Almost all couples, after the candy-bouquet period, are confronted with quarrels, misunderstanding, disagreement; This is especially true of those couples who managed to get married, and, so to speak, feel all the joy of life.
It’s not trivial, but no matter who you are and what your character is, everyone’s problems are the same and progress along the same lines.
For example, a woman reproaches her husband that he gives her too little attention, and her husband reproaches his wife that she spends too much time at home and does not do much. Here the problem lies in the fact that such couples are simply entangled in everyday life of misunderstanding and constant mutual reproaches.
And sadly, most often, lovers find it very difficult (if of course they can) find a way out of this situation, because each of them wants to defend what is important to him - his positions, concepts and principles. In the end, with the head in scandals, the couple simply forgets that family life is not a battlefield, where you have to win military battles and invent new and new strategies. The fight for the first place is a straight road to the marsh, from which a couple does not get out, and then a break occurs.
Dear lovers! As one of my friends said: "smart people do not complain, and if they complain, then all their complaints are in court." In other words, if your partner is not completely satisfied with you, do not spoil life for yourself or him, do not waste on a person who is “not the only one” for you, the most precious thing you have is your time. Nobody will return it to you. If you love each other, but the periodic scandals leave more and more scars on your heart, you must fight. Fight with yourself for your love.
Relationships can be compared to a two-sided staircase.
Positive marriage ladder
Imagine that you are standing at the bottom and then you meet your future husband - you take a step forward. Falling in love - take another step, trust each other, get closer and closer, and then you realize that you are standing with him or with her at the very top of this staircase holding hands.
Negative ladder of marriage
There are things that you never need to say. There is no reason or excuse for why one of you decided to say this. Your attitude is kind and caring and you are in a dispute, angry at first called him, for example, an idiot. You deliberately humiliated him by saying this. And if he doesn’t react particularly negatively to this, with the next quarrel you will again allow yourself such a humiliation in his direction. We are such people, we always check what we can say and to whom, but who can not. Do not allow your partner or yourself to overstep that line, after which, crossing, it becomes shameful. If you said something that was not worth talking, apologize sincerely. Tell your partner that you had no right to say so, and you never tell him so again. Sincerity and remorse heals very deep wounds.
Start a conversation constructively, understand what your mistakes and mistakes of your partner are. Accept the fact that you behaved stupidly, and try to correct everything that has already been done. In a relationship, a couple can give many chances to each other. Sometimes it even seems that you can swear and say anything to each other, anyway, tomorrow or the day after tomorrow we will make peace. But life is not a movie where everything just ends well. Need work and work is serious. And so we begin to correct the mistakes of the past.
We are looking for a way out of a conflict situation.
The first thing you need to do is tune in to a conversation. Try to pacify your ardor and stop competing with each other. Your main task at this stage of rehabilitation is again, as at the beginning of a relationship, to accept and understand each other.

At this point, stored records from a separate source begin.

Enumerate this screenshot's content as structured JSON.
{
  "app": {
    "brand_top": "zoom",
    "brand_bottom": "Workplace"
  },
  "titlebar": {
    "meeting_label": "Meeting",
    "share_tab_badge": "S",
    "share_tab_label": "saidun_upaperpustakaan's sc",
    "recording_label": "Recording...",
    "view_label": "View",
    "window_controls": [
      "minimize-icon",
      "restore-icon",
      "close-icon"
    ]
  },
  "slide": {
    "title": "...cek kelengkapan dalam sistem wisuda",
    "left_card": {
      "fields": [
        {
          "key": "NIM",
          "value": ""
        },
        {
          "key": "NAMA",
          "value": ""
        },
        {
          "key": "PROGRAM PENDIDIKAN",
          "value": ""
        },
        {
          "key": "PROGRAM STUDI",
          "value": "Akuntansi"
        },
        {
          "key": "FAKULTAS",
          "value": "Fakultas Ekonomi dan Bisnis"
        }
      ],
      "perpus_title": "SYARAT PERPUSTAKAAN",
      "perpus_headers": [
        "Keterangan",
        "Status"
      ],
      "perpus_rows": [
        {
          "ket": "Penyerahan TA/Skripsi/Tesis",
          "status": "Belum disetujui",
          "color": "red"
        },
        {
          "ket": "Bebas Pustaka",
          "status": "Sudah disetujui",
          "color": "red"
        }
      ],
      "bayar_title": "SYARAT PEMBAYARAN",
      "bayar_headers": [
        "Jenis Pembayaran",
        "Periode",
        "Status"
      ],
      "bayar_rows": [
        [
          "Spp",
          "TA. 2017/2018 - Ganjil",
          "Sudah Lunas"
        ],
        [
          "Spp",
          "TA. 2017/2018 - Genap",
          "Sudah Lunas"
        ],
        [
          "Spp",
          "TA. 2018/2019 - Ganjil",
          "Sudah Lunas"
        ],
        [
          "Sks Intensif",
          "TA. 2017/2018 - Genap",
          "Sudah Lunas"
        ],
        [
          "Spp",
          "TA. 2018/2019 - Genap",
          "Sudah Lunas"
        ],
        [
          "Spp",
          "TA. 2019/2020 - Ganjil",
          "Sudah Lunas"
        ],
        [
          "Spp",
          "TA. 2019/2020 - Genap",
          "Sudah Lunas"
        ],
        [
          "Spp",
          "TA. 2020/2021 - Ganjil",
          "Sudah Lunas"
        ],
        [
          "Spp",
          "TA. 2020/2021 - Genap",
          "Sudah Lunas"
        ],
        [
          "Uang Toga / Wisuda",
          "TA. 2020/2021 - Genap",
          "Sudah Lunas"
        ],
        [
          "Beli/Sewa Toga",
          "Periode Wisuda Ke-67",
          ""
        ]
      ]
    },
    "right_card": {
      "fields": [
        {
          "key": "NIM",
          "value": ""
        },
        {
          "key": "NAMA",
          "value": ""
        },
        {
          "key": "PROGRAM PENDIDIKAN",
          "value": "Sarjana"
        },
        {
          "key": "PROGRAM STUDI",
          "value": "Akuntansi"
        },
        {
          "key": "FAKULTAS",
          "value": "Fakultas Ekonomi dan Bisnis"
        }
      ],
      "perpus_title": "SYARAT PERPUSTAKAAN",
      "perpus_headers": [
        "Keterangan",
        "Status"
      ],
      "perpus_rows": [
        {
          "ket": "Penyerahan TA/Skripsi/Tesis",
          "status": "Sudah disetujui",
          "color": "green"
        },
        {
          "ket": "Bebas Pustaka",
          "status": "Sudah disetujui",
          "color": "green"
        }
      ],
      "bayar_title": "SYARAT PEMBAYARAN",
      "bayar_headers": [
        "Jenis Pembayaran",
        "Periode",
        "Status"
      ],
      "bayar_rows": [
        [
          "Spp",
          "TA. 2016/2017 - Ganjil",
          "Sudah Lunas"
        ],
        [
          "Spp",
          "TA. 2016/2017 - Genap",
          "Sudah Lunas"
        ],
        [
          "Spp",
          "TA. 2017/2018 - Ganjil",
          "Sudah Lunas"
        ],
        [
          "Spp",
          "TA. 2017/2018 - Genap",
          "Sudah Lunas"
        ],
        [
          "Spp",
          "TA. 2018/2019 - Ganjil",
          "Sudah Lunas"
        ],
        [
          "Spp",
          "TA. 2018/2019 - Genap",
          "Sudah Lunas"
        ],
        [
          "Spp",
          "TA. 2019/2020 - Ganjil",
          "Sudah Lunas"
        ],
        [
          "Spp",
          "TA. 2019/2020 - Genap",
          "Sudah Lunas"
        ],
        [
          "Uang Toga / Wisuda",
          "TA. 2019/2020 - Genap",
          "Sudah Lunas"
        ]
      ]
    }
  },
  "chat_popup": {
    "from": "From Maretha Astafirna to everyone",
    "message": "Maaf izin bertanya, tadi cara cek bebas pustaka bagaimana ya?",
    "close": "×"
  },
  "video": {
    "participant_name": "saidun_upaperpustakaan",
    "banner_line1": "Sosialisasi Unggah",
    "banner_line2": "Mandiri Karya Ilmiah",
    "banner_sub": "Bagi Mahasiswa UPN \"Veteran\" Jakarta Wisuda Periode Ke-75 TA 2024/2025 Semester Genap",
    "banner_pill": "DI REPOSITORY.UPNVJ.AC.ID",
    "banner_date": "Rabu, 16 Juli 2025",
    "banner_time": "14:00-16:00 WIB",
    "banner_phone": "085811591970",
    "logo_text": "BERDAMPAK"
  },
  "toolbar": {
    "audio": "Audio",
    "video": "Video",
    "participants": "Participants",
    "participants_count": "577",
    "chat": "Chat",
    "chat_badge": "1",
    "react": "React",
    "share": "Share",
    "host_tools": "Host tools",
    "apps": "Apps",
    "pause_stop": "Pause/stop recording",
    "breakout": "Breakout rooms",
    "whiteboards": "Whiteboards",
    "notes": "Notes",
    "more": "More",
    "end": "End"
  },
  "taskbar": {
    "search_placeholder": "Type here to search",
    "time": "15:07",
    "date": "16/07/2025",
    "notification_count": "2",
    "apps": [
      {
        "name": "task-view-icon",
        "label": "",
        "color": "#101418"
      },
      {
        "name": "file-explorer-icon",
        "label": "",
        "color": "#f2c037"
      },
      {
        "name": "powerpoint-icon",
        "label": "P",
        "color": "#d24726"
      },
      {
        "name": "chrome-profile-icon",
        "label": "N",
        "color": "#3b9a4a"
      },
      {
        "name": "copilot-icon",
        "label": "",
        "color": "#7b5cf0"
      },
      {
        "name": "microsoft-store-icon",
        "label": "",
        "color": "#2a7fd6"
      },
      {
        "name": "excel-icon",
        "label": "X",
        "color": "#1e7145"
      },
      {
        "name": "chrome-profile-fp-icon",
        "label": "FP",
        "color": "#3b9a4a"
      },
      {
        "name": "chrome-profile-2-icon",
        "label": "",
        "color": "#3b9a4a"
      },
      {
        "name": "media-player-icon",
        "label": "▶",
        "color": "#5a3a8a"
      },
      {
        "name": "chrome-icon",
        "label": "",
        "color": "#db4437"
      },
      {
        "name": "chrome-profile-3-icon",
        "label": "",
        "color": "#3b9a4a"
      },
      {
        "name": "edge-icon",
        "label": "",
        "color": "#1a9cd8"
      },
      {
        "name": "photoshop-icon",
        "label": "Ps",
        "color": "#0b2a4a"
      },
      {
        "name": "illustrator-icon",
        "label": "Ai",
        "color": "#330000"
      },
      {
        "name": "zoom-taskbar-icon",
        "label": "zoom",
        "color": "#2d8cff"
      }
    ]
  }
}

Stop changing your other half - this is impossible. Each of us has its shortcomings and small weaknesses. No need to be silent about their grievances. So they accumulate and develop into a wave of negativity, which, necessarily, sooner or later, will sink your boat of love. You should talk like two people who respect each other and want to maintain their valuable relationship.
The conversation will be successful if you show your interlocutor that you are set up peacefully for a pleasant and calm conversation. To do this, say often that you want you to appreciate and respect each other, that everything will work out for us, and it will be good. This will help both of you tune into the optimistic wave.
The main thing in your conversation is to solve the problems that have accumulated, and peaceful reconciliation. To do this, do not rush to speak, do not interrupt, speak slowly, without succumbing to emotions, clearly expressing the cause of their offenses and frustrations.
If the situation starts to get out of control, do not raise your voice or tone. This will only worsen your conversation. Go to different rooms for a couple of minutes until you calm down.
Next is to have a constructive conversation. Nobody interrupts anyone and listens carefully. Talk as if you were locked in an apartment for a couple of days and you have nowhere to go. Go to the next question only when the previous one was discussed. This type of conversation is the most successful.
Let's play?
Clarify the relationship will help role-playing game "swap roles." You are changing roles with your partner. Believe me, thanks to this game, you will see how difficult it is not only for you, but also for your partner (look at yourself from the outside). After that, acknowledge each other that it’s really not easy for both of you, and apologize for your past behavior.
And now about the pleasant ...
After you successfully dealt with family misunderstandings and offenses, psychologists advise you to change the situation. Go to the park or restaurant, anywhere, where you could have a nice and pleasant chat.
And remember that respect should always be present in your communication. Appreciate each other, love each other, because life is too short to waste it on scandals!